Jon Campisi Mar. 19, 2013, 8:54am

A federal judge in Philadelphia has given a pro se plaintiff just under a month to re-file

her employment discrimination complaint against the company with which she was formerly employed.

The decision by U.S. District Judge Michael M. Baylson comes after the defendant, Don Rosen Imports, an automobile dealership, argued that Daria Pietek’s lawsuit should be dismissed on technical grounds.

Pietek, proceeding in forma pauperis, or without paying the normal filing fee, filed a complaint for employment discrimination form at the U.S. District Court for the Eastern District of Pennsylvania on April 30, 2012, which alleged that Don Rosen Imports violated her civil rights when the company terminated her employment due to her gender and pregnancy, according to the judge’s memorandum and order.

The plaintiff, however, left blank the portion of the form that says, “The facts of my case are as follows,” the record states.

Alongside the complaint, however, Pietek attached a 71-page exhibit that included a personally written, albeit unsigned and undated, five-page description of events during her employment with the defendant.

In early July of last year, Don Rosen filed a motion to dismiss under Federal Rule of Civil Procedure 12(b)(6), arguing that Pietek failed to state a claim upon which relief can be granted because she “failed to state any facts in the space provided or to attach any additional documents to her Complaint,” the judge’s memorandum states.

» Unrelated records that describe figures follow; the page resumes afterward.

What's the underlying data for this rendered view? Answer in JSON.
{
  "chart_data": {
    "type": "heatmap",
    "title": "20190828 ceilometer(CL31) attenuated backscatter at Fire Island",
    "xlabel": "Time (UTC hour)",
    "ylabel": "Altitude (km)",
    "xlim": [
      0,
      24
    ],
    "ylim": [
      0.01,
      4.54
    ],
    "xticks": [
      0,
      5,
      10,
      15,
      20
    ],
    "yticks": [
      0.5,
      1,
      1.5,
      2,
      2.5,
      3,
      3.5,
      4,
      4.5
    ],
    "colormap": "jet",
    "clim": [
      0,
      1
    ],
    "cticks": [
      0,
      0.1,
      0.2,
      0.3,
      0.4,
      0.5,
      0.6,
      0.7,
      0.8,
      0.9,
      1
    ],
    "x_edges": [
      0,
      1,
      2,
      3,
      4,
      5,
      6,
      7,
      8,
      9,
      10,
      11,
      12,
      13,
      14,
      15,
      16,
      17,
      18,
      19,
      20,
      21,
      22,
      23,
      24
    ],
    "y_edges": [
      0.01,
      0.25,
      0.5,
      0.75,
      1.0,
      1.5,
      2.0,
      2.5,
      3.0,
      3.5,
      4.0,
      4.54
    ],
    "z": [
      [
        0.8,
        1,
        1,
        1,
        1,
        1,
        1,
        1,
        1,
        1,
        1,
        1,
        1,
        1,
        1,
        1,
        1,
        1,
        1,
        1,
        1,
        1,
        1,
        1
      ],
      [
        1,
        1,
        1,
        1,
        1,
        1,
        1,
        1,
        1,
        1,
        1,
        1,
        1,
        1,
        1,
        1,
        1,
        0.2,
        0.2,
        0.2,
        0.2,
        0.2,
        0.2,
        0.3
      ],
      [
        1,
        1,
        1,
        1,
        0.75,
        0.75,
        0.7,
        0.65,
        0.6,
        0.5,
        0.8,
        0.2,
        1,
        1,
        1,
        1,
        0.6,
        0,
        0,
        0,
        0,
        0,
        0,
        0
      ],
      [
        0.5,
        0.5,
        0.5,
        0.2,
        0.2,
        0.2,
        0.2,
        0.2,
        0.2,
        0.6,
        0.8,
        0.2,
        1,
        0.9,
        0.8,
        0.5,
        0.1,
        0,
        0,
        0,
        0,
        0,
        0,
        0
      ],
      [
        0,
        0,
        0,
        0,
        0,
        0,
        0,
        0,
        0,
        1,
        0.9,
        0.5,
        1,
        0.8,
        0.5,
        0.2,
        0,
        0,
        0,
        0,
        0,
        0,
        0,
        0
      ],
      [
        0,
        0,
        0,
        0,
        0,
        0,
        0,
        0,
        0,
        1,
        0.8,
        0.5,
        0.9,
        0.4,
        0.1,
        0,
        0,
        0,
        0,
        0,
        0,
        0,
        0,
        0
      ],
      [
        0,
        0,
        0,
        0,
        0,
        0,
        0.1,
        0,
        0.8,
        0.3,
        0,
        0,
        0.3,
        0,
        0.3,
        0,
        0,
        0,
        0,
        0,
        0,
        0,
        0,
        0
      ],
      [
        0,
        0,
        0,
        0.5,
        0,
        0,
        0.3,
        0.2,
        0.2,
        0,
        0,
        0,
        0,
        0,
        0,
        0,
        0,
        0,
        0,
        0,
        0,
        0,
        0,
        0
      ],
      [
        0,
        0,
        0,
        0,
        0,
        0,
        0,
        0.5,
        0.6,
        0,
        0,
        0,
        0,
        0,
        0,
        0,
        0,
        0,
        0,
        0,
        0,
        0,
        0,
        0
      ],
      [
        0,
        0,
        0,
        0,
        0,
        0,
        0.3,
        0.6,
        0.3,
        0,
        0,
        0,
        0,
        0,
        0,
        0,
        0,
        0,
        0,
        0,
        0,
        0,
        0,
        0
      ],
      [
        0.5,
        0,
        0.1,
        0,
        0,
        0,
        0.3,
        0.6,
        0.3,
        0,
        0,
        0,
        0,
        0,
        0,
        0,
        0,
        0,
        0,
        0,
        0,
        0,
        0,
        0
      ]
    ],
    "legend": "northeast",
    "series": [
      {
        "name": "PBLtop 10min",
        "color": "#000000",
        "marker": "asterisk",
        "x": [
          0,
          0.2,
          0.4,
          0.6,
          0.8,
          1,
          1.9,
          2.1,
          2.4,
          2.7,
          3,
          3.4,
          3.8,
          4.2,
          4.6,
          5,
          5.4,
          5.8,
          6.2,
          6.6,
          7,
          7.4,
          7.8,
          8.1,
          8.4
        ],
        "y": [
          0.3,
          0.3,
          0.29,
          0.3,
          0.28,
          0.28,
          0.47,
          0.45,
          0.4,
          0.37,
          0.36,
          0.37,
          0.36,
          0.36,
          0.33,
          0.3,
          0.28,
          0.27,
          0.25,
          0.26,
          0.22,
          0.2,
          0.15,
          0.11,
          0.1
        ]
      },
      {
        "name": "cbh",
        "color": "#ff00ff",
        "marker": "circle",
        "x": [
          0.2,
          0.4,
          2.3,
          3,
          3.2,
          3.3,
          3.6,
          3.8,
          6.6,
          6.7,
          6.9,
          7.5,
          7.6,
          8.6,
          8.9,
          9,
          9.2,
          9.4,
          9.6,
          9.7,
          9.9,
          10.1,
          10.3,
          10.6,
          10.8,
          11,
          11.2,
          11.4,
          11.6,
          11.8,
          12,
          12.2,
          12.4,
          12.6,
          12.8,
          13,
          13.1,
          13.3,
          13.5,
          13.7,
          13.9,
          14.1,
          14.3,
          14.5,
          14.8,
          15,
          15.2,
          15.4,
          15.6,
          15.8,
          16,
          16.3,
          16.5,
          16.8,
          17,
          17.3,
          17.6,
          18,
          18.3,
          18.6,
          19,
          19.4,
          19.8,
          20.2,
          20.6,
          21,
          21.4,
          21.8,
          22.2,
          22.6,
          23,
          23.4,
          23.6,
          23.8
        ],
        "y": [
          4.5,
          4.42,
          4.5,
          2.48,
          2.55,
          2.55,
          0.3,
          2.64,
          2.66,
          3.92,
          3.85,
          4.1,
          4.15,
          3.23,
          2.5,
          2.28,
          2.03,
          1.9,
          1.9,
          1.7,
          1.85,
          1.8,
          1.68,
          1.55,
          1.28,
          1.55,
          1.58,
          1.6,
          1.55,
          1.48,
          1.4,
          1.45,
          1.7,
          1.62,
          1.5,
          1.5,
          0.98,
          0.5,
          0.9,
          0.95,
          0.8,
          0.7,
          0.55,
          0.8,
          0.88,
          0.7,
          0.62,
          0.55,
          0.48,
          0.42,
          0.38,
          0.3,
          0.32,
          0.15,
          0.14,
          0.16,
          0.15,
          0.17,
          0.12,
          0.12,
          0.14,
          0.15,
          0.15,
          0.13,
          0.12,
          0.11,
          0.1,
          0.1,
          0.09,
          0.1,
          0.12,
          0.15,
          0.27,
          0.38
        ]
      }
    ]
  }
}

The court then directed Pietek to respond within 14 days of the defense’s motion, although the case was eventually put on civil suspense due to the plaintiff’s inability to obtain legal counsel, the record shows.

A member of the court’s volunteer employment lawyers’ panel eventually signed on to represent the plaintiff in the case, and the litigation moved forward, with Pietek’s counsel filing a response to the defendant’s motion to dismiss, arguing that the plaintiff’s attached 71-page exhibit offered sufficient allegations of discrimination to establish a plausible claim under Title VII of the Civil Rights Act.

The plaintiff’s lawyer argued that in the alternative, the court should grant Pietek leave to amend her complaint, which Baylson did last week, ruling to grant Don Rosen’s motion to dismiss with prejudice, and giving Pietek leave to file an amended complaint that complies with the Federal Rules of Civil Procedure.

“The complaint should contain ‘a short and plains [sic] statement of the grounds for the court’s jurisdiction,’ ‘a short and plain statement of the claim showing that the pleader is entitled to relief,’ and ‘a demand for the relief sought,’” Baylson wrote.

The judge also wrote that the plaintiff’s complaint should present “sufficient factual averments” to show that her claim to relief is plausible.

The memorandum and order was dated March 13.